Dosen dan mahasiswa Program Studi Pendidikan Agama Islam (PAI) Fakultas Tarbiyah Institut Ilmu Al-Qur’an (IIQ) Jakarta menggelar kegiatan Pengabdian kepada Masyarakat (PkM) di Pesantren Nurul Qur’an, Ciseeng, Selasa (10/2/2026). Kegiatan ini berfokus pada edukasi kesehatan mental menurut akhlak tasawuf sekaligus pengenalan Program Studi PAI kepada para santri.
Kegiatan tersebut diikuti sekitar 50 santri dan dihadiri perwakilan yayasan serta pengasuh pesantren, Ustadz Nurul Kahfi, beserta jajaran asatidz Pesantren Nurul Qur’an. Dari IIQ Jakarta hadir Dr. Alfun Khusnia, S.Psi., M.Si., Yanti Susanti, M.Pd.I., dan Dr. Siti Rohmah, M.A., bersama satu mahasiswa, Alena Gayatri.
Dr. Alfun Khusnia menjelaskan pentingnya menjaga kesehatan mental sebagai bagian dari tanggung jawab seorang penuntut ilmu. Ia mengajak santri mengenali kondisi emosi, membangun pola pikir yang sehat, serta menjaga keseimbangan antara aktivitas belajar dan istirahat. Ia juga menekankan pentingnya saling mendukung dalam lingkungan pesantren.

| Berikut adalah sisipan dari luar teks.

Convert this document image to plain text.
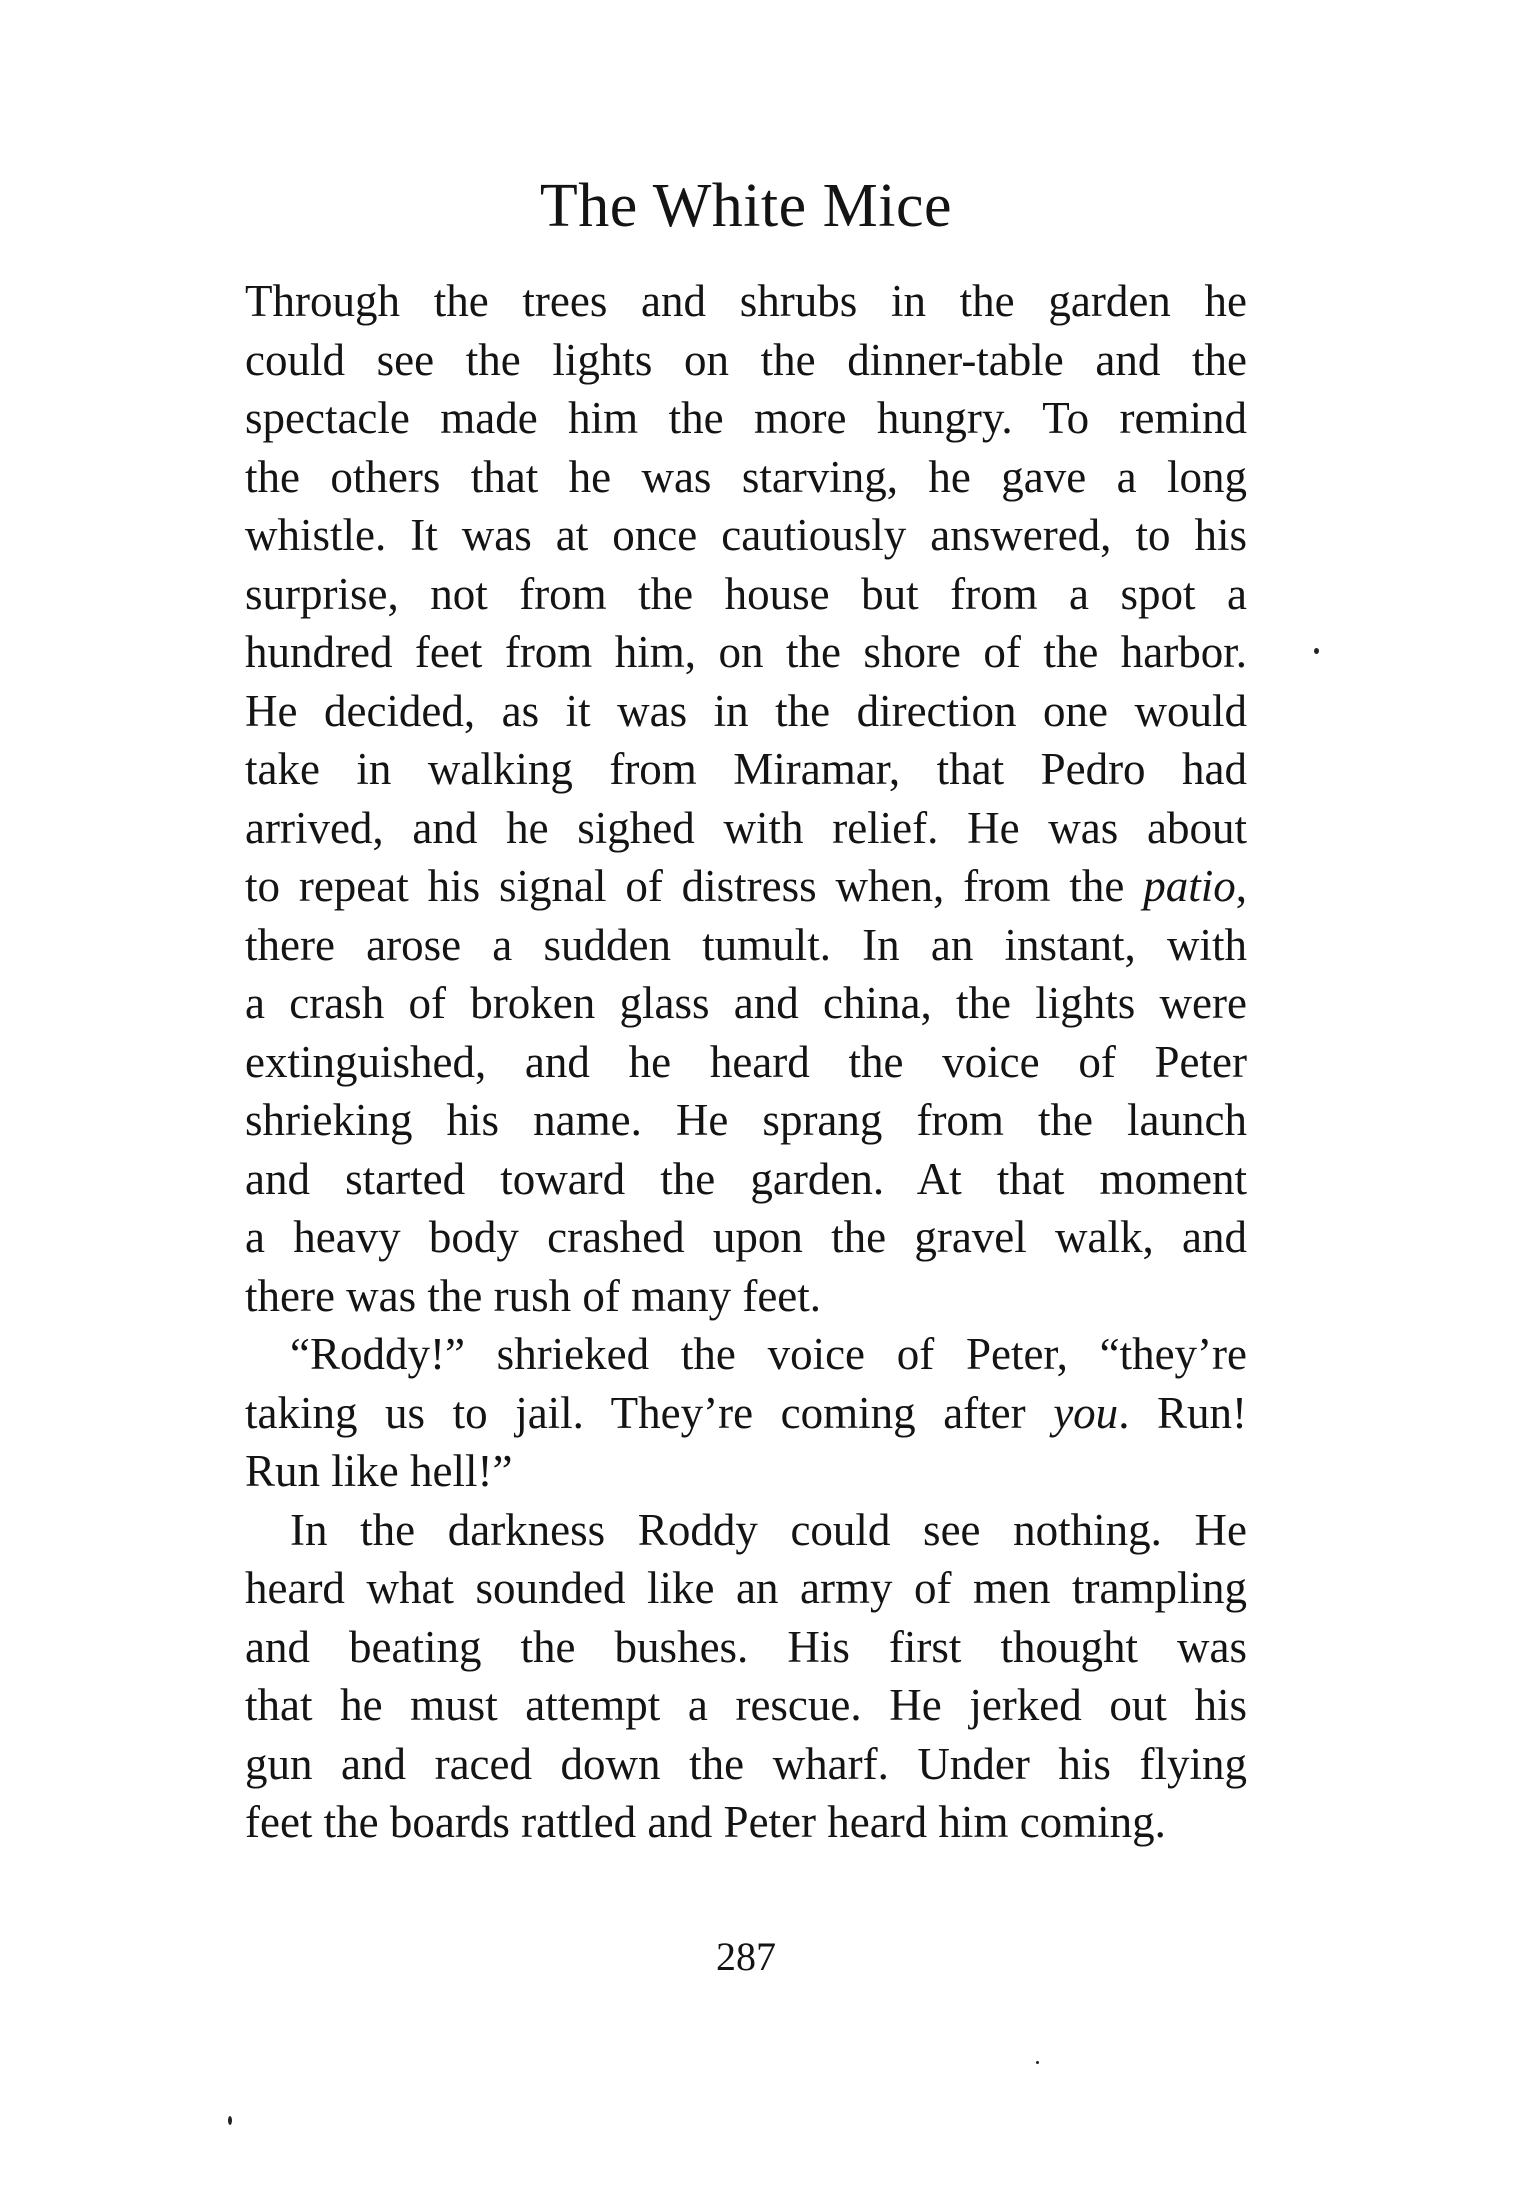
The White Mice

Through the trees and shrubs in the garden he
could see the lights on the dinner-table and the
spectacle made him the more hungry. To remind
the others that he was starving, he gave a long
whistle. It was at once cautiously answered, to his
surprise, not from the house but from a spot a
hundred feet from him, on the shore of the harbor.
He decided, as it was in the direction one would
take in walking from Miramar, that Pedro had
arrived, and he sighed with relief. He was about
to repeat his signal of distress when, from the patio,
there arose a sudden tumult. In an instant, with
a crash of broken glass and china, the lights were
extinguished, and he heard the voice of Peter
shrieking his name. He sprang from the launch
and started toward the garden. At that moment
a heavy body crashed upon the gravel walk, and
there was the rush of many feet.

“Roddy!” shrieked the voice of Peter, “they’re
taking us to jail. They’re coming after you. Run!
Run like hell!”

In the darkness Roddy could see nothing. He
heard what sounded like an army of men trampling
and beating the bushes. His first thought was
that he must attempt a rescue. He jerked out his
gun and raced down the wharf. Under his flying
feet the boards rattled and Peter heard him coming.

287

Dr. Siti Rohmah memaparkan kesehatan mental dari perspektif akhlak tasawuf. Ia menjelaskan konsep tazkiyatun nafs sebagai upaya membersihkan hati dan menumbuhkan akhlak terpuji. Santri diajak membiasakan muhasabah, memperkuat dzikir, serta menjaga keikhlasan dalam menuntut ilmu agar tercipta ketenangan batin.
Yanti Susanti menyampaikan materi tentang motivasi belajar. Ia mendorong santri untuk menetapkan target hafalan yang jelas, menjaga disiplin, serta memperkuat komitmen belajar. Ia juga memperkenalkan beberapa lagu nagham yang relevan dengan karakter pesantren yang berfokus pada tilawah dan tahfidz. Praktik singkat nagham dilakukan bersama dan mendapat respons aktif dari para santri.
Pada sesi berikutnya, Alena Gayatri menampilkan peragaan Al-Qur’an isyarat sebagai salah satu mata kuliah kekhususan di IIQ Jakarta. Ia memperagakan beberapa ayat menggunakan bahasa isyarat dan menjelaskan pentingnya pembelajaran Al-Qur’an yang inklusif. Para santri mengikuti dengan antusias dan mencoba mempraktikkan gerakan yang dicontohkan.
Kegiatan berlangsung interaktif melalui diskusi, tanya jawab, dan praktik langsung. Para santri aktif menyampaikan pertanyaan serta berbagi pengalaman dalam menjaga semangat belajar dan kestabilan emosi.
Selain edukasi, tim IIQ Jakarta juga mengenalkan Program Studi PAI Fakultas Tarbiyah. Para santri memperoleh informasi tentang kurikulum, penguatan kompetensi pedagogik, serta peluang melanjutkan studi di bidang pendidikan Islam.
Melalui kegiatan ini, IIQ Jakarta berharap santri Pesantren Nurul Qur’an Ciseeng mampu menjaga kesehatan mental dengan landasan akhlak tasawuf, meningkatkan kualitas tilawah dan tahfidz, serta memiliki wawasan tentang pendidikan Islam yang inklusif dan berorientasi pada pembentukan akhlak.